Его лицо покрывал холодный пот. Руки тряслись. И, чтобы этого не было заметно, он сцепил их пальцами. Но дрожь то и дело сотрясала его. Ольга отерла ему лицо.
– Сейчас закончим, – сказал хирург. – Потерпи.
Кулик промолчал. Ольга посмотрела ему прямо в глаза. И поняла, как ему больно. Ей захотелось поцеловать его. Просто так – словно брата.
Она тихо сказала:
– Ты молодец, Саша. Ты даже не знаешь…
– Ольга, – оборвал врач. – Занимайся своим делом.
– Не мешай, доктор, – хрипло проговорил Кулик. – Человек дело говорит. Говори, сестра.
– Я уже все сказала.
– А ты еще раз скажи…
И несмотря на то, что в его голосе звучали сарказм и горечь, Ольга повторила отчетливо с той же интонацией:
– Ты молодец, Саша. Ты даже не знаешь, какой ты молодец.
Потом она помогла Кулику подняться и повела его в палату. Он больно опирался на нее своей костлявой, видимо, когда-то очень сильной рукой. В палате он сел на кровать и, понимая, что она ждет, когда он приляжет, чтобы устроить его поудобней, сказал грубо:
– Иди. Иди ради бога отсюда.
День двинулся – перевязки, перевязки. «Ольга, принесите… Сходите, Ольга, пожалуйста, в лабораторию». Думать и сокрушаться было некогда. Правда, время от времени ей вспоминался Кулик. При мысли о нем жалость била в сердце. И все-таки этот день был для Ольги совсем иным, чем прежние. Она все время думала, что уйдет из дома и станет жить одна, как эти вот девочки, как Нелька, – как все.

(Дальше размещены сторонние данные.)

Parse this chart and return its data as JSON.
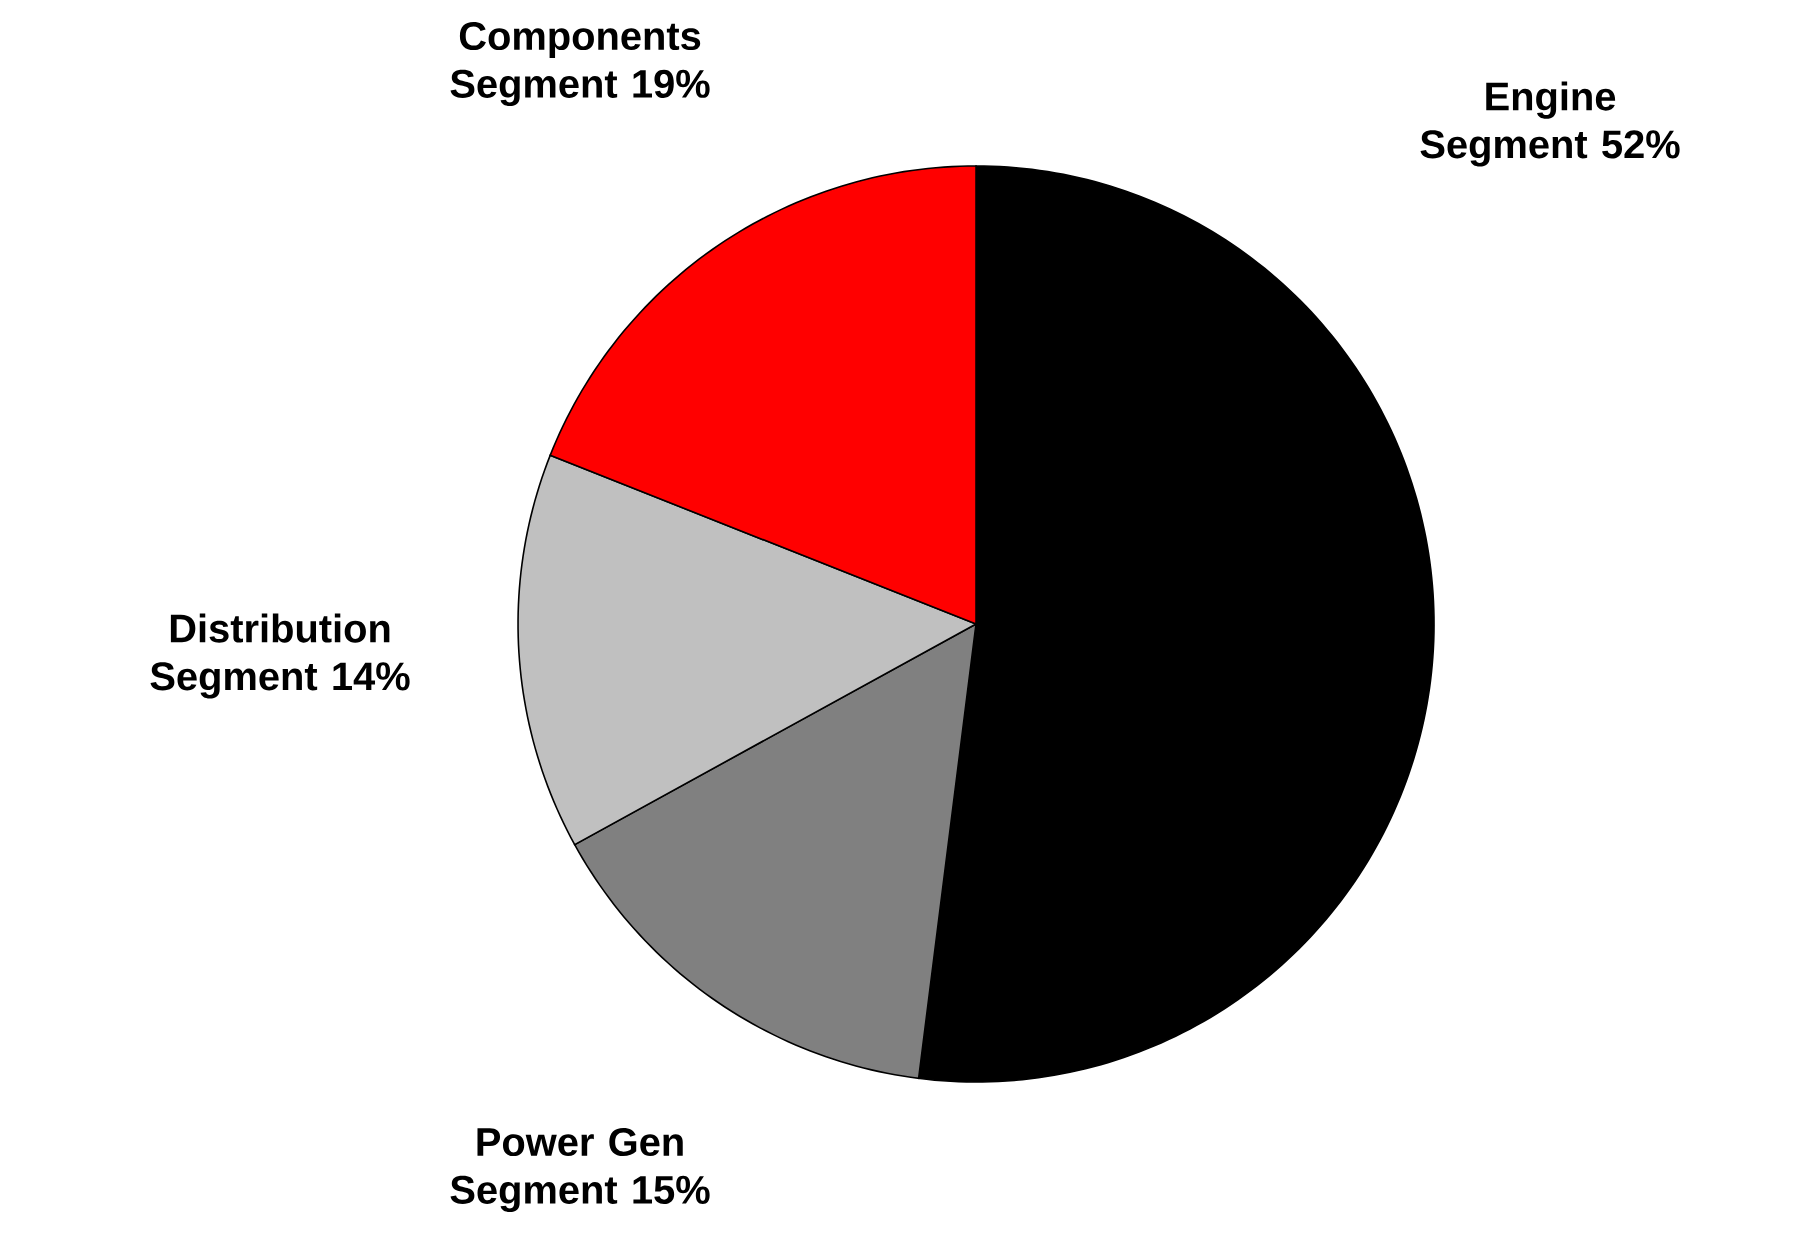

Ее рабочий день кончался в половине шестого. И до этого часа она работала, и работы было много – десять гнойных перевязок. Да еще масса мелочей – подать, убрать, отнести, принести. Физически она никогда не уставала и не боялась этой работы. Уставала она совсем от другого. Не появилось в ней и не было надежды, что появится та профессиональность, которая была у всех. Она видела с какой-то физически ощутимой болью все эти раны, инфильтраты, эти свищи. Не брезгливость, не отвращение сводило ей судорогой горло, а ужас: «Как, должно быть, это больно!» И поэтому работала она медленнее других. И на нее покрикивали всегда чаще, чем, например, на Раю или на длинную с матовым цветом лица красавицу Клаву. И всякий раз, когда рана была открыта, у Ольги начинало болеть в том же месте здоровое тело и ломить где-то под языком и возле правого уха. И ей казалось, что весь человек этот состоит из одних только глаз да раны.
Обедали девчата после всех, в раздатке, где стояли холодильники, посудная мойка, два стола – один для резки хлеба, другой для кастрюль, – и где была газовая плита. Со стола убирались кастрюли и ведра. Ставился на газ чайник, а девчата складывали в кучу все, что приносили из дома. Но, как ни странно, всегда получалось так, что ничего не было у одной лишь Ольги. Людка, старшая сестра из реанимационной, студентка пятого курса, большая, с грубоватыми мужскими чертами лица и голубыми громадными, словно чужими глазами, однажды сказала Ольге, видя, что та не ест со всеми:
– Ты эти штуки, Ольга, брось… Я все отлично понимаю. Сама когда-то пережила… Не дай бог. Идем.
С той поры Ольга не стеснялась. Дома редко готовилось что-то такое, что можно завернуть в бумагу или положить в сумочку. Свою зарплату Ольга тратила – то купит что-нибудь отцу, то матери, то Наташке, то Поле. Никто дома не радовался этим подаркам, а дарить вошло у нее в привычку. И она не перестала делать это даже тогда, когда однажды увидела, как отец отдал зажигалку, которую она купила для него за сорок рублей. Там было место для сигарет, и зажигалка заправлялась газом из баллона (баллон купила тоже). Она была не то серебряная, не то еще какая-то, но сделали ее роскошно. И она понравилась гостю. Какому-то танкисту. Отец сказал:
– Возьми. Я сигарет не курю. А папиросы в нее не лезут.
– Славная вещичка, – сказал тот. – Редкая. Откуда она у вас?
– Подарил кто-то… – Отец и вправду мог забыть, что это сделала Ольга.
Так что у Ольги денег почти никогда не было. Сегодня снова в реанимационной дежурила Люда. После того как поели, выпала минутка: они остались за столом одни.
– Что с тобой творится? – спросила Людка, внимательно глядя прямо в глаза Ольге.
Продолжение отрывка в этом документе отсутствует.